Virtually no player in the project that began in 2003 is without blame in the Senate investigation.  Most notable seems to be a lack of consistent leadership, from project managers to three successive state controllers.  The report also focuses on the decision to use an 'off the shelf' private sector for a state that pays 240,000 employees in 160 separate departments.

The report's authors say they found "broad agreement that the more a client attempts to modify commercial off-the-shelf software, the greater the degree of difficulty and likelihood of failure."

Read the Senate Office of Oversight and Outcomes Report (PDF)

The state controller's office criticized the new report late Monday afternoon, saying it's "a misunderstanding or oversimplifies some of the key issues involved" in the history of the failed computer project.

Nonetheless, the report -- written by two former Capitol journalists -- includes some troubling observations about the process to replace a system that's so old that few are left who know how to program it.

"I think everyone knows that at some point, that payroll system is going to blow up for good," Vince Brown, a top aide to a former controller, told the investigators.

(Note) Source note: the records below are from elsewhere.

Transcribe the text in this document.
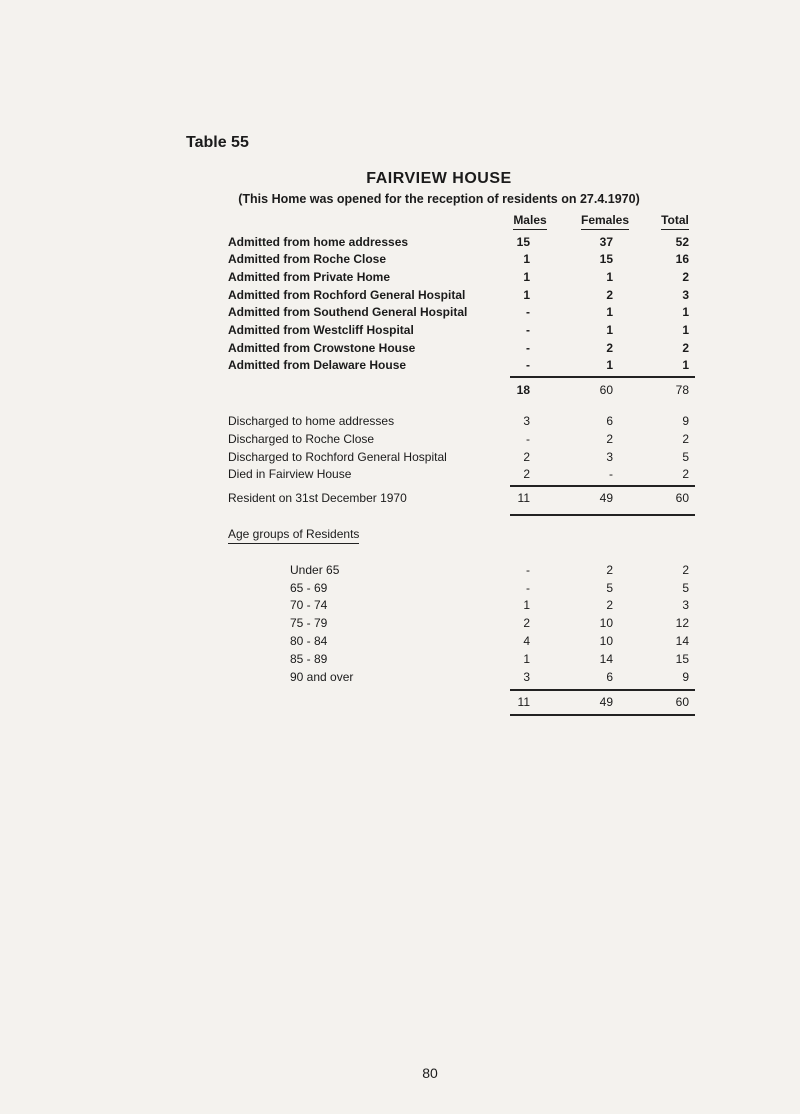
Table 55
FAIRVIEW HOUSE
(This Home was opened for the reception of residents on 27.4.1970)
Males	Females	Total
Admitted from home addresses	15	37	52
Admitted from Roche Close	1	15	16
Admitted from Private Home	1	1	2
Admitted from Rochford General Hospital	1	2	3
Admitted from Southend General Hospital	-	1	1
Admitted from Westcliff Hospital	-	1	1
Admitted from Crowstone House	-	2	2
Admitted from Delaware House	-	1	1
18	60	78
Discharged to home addresses	3	6	9
Discharged to Roche Close	-	2	2
Discharged to Rochford General Hospital	2	3	5
Died in Fairview House	2	-	2
Resident on 31st December 1970	11	49	60
Age groups of Residents
Under 65	-	2	2
65 - 69	-	5	5
70 - 74	1	2	3
75 - 79	2	10	12
80 - 84	4	10	14
85 - 89	1	14	15
90 and over	3	6	9
11	49	60
80
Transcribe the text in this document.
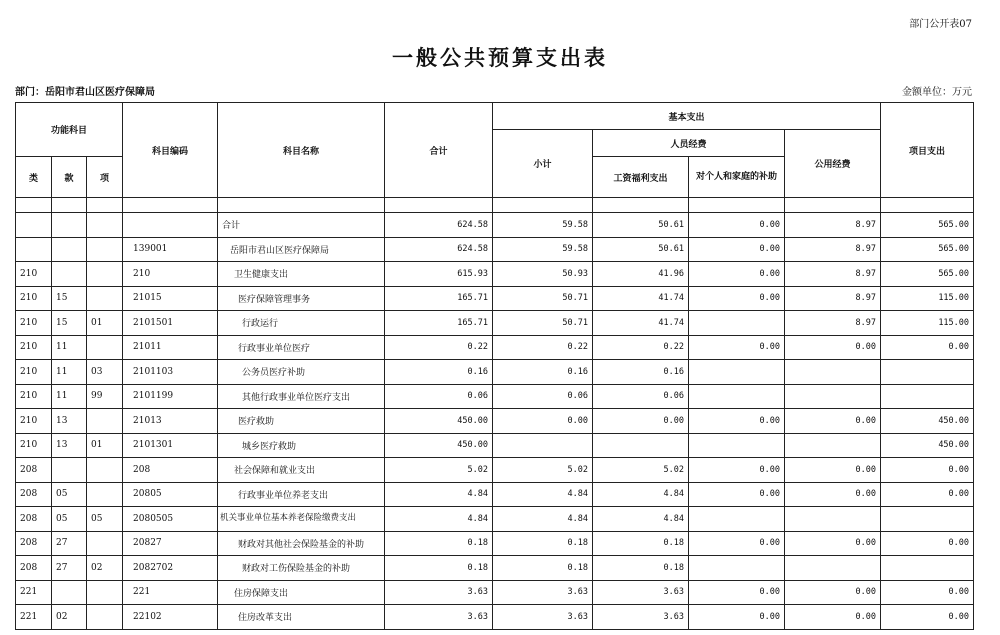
部门公开表07
一般公共预算支出表
部门：岳阳市君山区医疗保障局	金额单位：万元
功能科目			科目编码	科目名称	合计	基本支出				项目支出
						小计	人员经费		公用经费	
类	款	项					工资福利支出	对个人和家庭的补助		

				合计	624.58	59.58	50.61	0.00	8.97	565.00
			139001	岳阳市君山区医疗保障局	624.58	59.58	50.61	0.00	8.97	565.00
210			210	卫生健康支出	615.93	50.93	41.96	0.00	8.97	565.00
210	15		21015	医疗保障管理事务	165.71	50.71	41.74	0.00	8.97	115.00
210	15	01	2101501	行政运行	165.71	50.71	41.74		8.97	115.00
210	11		21011	行政事业单位医疗	0.22	0.22	0.22	0.00	0.00	0.00
210	11	03	2101103	公务员医疗补助	0.16	0.16	0.16			
210	11	99	2101199	其他行政事业单位医疗支出	0.06	0.06	0.06			
210	13		21013	医疗救助	450.00	0.00	0.00	0.00	0.00	450.00
210	13	01	2101301	城乡医疗救助	450.00					450.00
208			208	社会保障和就业支出	5.02	5.02	5.02	0.00	0.00	0.00
208	05		20805	行政事业单位养老支出	4.84	4.84	4.84	0.00	0.00	0.00
208	05	05	2080505	机关事业单位基本养老保险缴费支出	4.84	4.84	4.84			
208	27		20827	财政对其他社会保险基金的补助	0.18	0.18	0.18	0.00	0.00	0.00
208	27	02	2082702	财政对工伤保险基金的补助	0.18	0.18	0.18			
221			221	住房保障支出	3.63	3.63	3.63	0.00	0.00	0.00
221	02		22102	住房改革支出	3.63	3.63	3.63	0.00	0.00	0.00
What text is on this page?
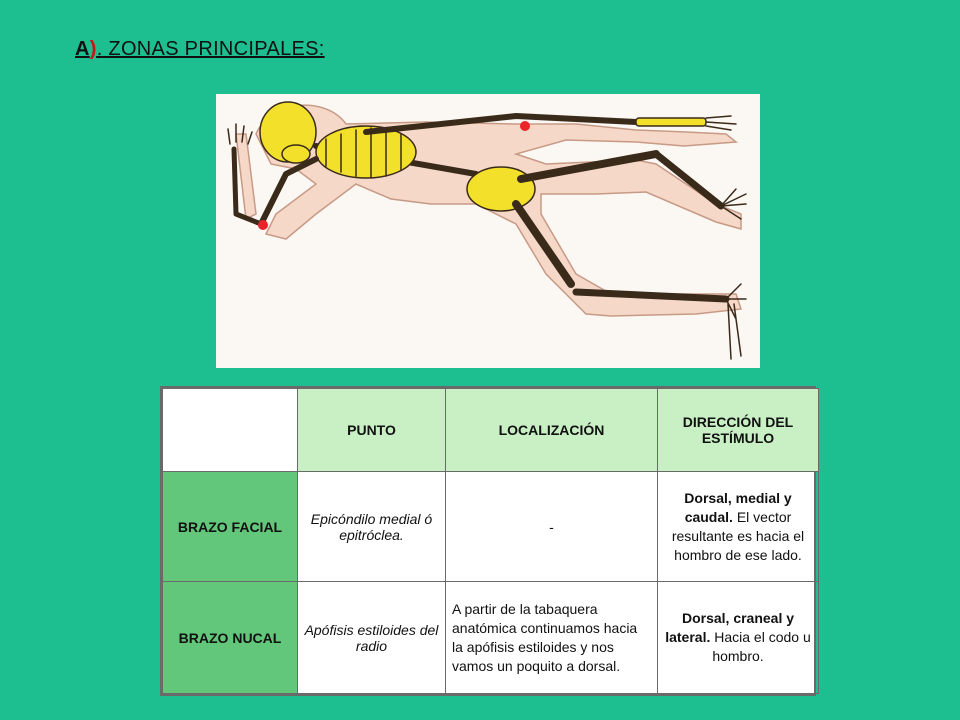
A). ZONAS PRINCIPALES:
	PUNTO	LOCALIZACIÓN	DIRECCIÓN DEL ESTÍMULO
BRAZO FACIAL	Epicóndilo medial ó epitróclea.	-	Dorsal, medial y caudal. El vector resultante es hacia el hombro de ese lado.
BRAZO NUCAL	Apófisis estiloides del radio	A partir de la tabaquera anatómica continuamos hacia la apófisis estiloides y nos vamos un poquito a dorsal.	Dorsal, craneal y lateral. Hacia el codo u hombro.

The effort to design a new system hit what the Senate investigators say was its 'Waterloo' moment on June 11, 2012 -- a live test of 1,300 employee paychecks that ended with 'hundreds' of errors.

A preliminary report on the project's woes by the state controller's office, offered today in response to a request for comment and dated August 12, places the lion's share of the blame on the vendor chosen for the system, SAP.

"SAP delivered an unstable payroll system that is plagued with material errors," says the controller's report.

Read the August 12 preliminary report issued by the controller's office

Not surprisingly, the international business software corporation points the finger in the other direction and argues the Senate report concurs.

"Today's report bears out what SAP has said in previous statements on this issue: We stand behind our software and our actions on this project," said spokesman Andy Kendzie in an email.

Regardless, the project is now dead in the water after years of work and hundreds of millions of dollars.  Senator Roth, who will lead this week's hearing, says the quest must begin again... somehow.

"We need to make sure that system is updated," he says, "and that when we do the update, we get it right."